• Rapport de juin 1940 du Capitaine Fauchon Maximilien - Cdt la 11° Cie

    Le 1er Juin, à l'aube, activité d'artillerie. De mon observatoire du clocher, je vois, derrière les bois du Satyre et des fermes un incendie s'élevant de Fay. Calme à Foucaucourt. Pas de vue sur Herleville. Mise au point de l'organisation de mon P.A rendue plus difficile par l'envoi, par ordre supérieur, d'une de mes sections, en poste d'intervalle dans le bois du Satyre, à cheval sur la voie ferrée et limité au Nord par la route de Foucaucourt à Estrées, avec mission de tenir coûte que coûte comme le P.A Soyécourt et d'assurer la liberté des mouvements entre Soyécourt et Fay. Les mortiers de 81 de l'Adjudant Baot sont confiés au P.I du bois de Satyre pour tirer à la demande du Commandant de la Compagnie de Fay.( Ordre supérieur écrit ). Toute la journée, travaux d'organisation du P.A j'obtiens un groupe de mitrailleuses du Sergent Raulet de la section Saillard de la C.A.3 pour la sécurité de ma gauche, vu le terrain. L'après midi, je vais reconnaître le P.I de la section Véron et, au retour, détruis par l'incendie un bâtiment qu'aurai pu dangereusement utiliser l'ennemi. Le canon de 25 m'est enlevé par le Bataillon.
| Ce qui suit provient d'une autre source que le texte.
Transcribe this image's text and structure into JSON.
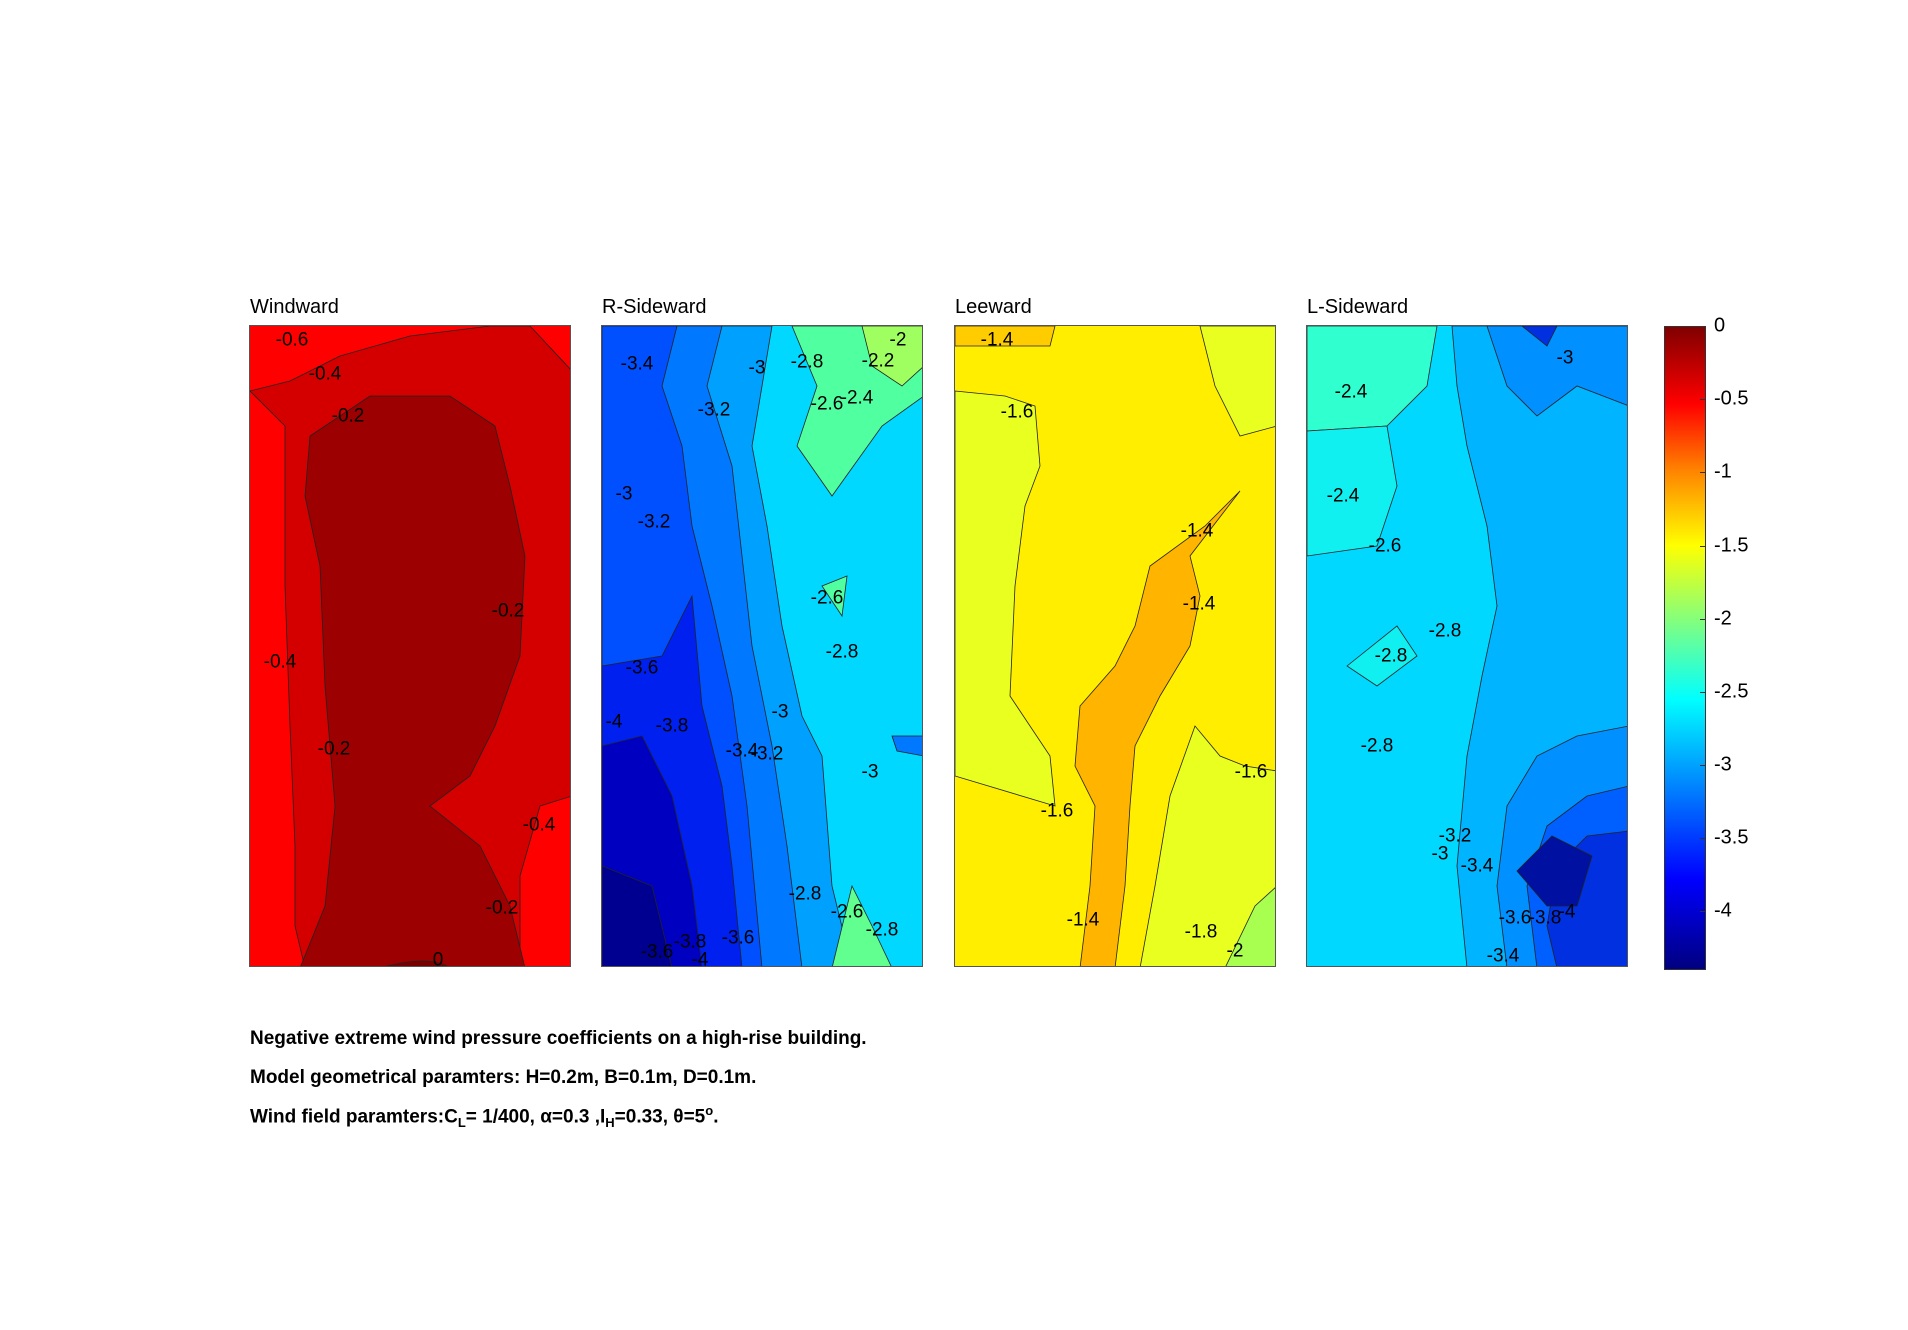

    Le 2 Juin, continuation de l'organisation défensive, utilisant le plus de bâtiments possible. Passant la Cie au Lieutenant Holtz, Je m'arme d'un mousqueton et vais, dans la matinée, reconnaître, après une visite à la section Véron, un itinéraire sous bois jusqu'à Fay, ou je prend langue avec le capitaine Dunant et le Lieutenant Loysel du P.C.R.I, la 11ème ayant une mission éventuelle de pousser jusqu'à Fay des éléments de contre-attaque en cas de danger pour la Cie de Fay. Ayant appris qu'on recherchait le Lieutenant du Génie pour faire sauter 2 caisses de munitions repérées par une patrouille en bordure de la route de Dompierre, à 300 mètres de Fay, avant la crête, j'y pousse un isolé et reconnais là 2 caisses vides laissées par la 11ème Cie. J'en rend compte à la 9ème.

    Chaque soir et matin, une patrouille de la 11ème visite le du Satyre et des Fermes.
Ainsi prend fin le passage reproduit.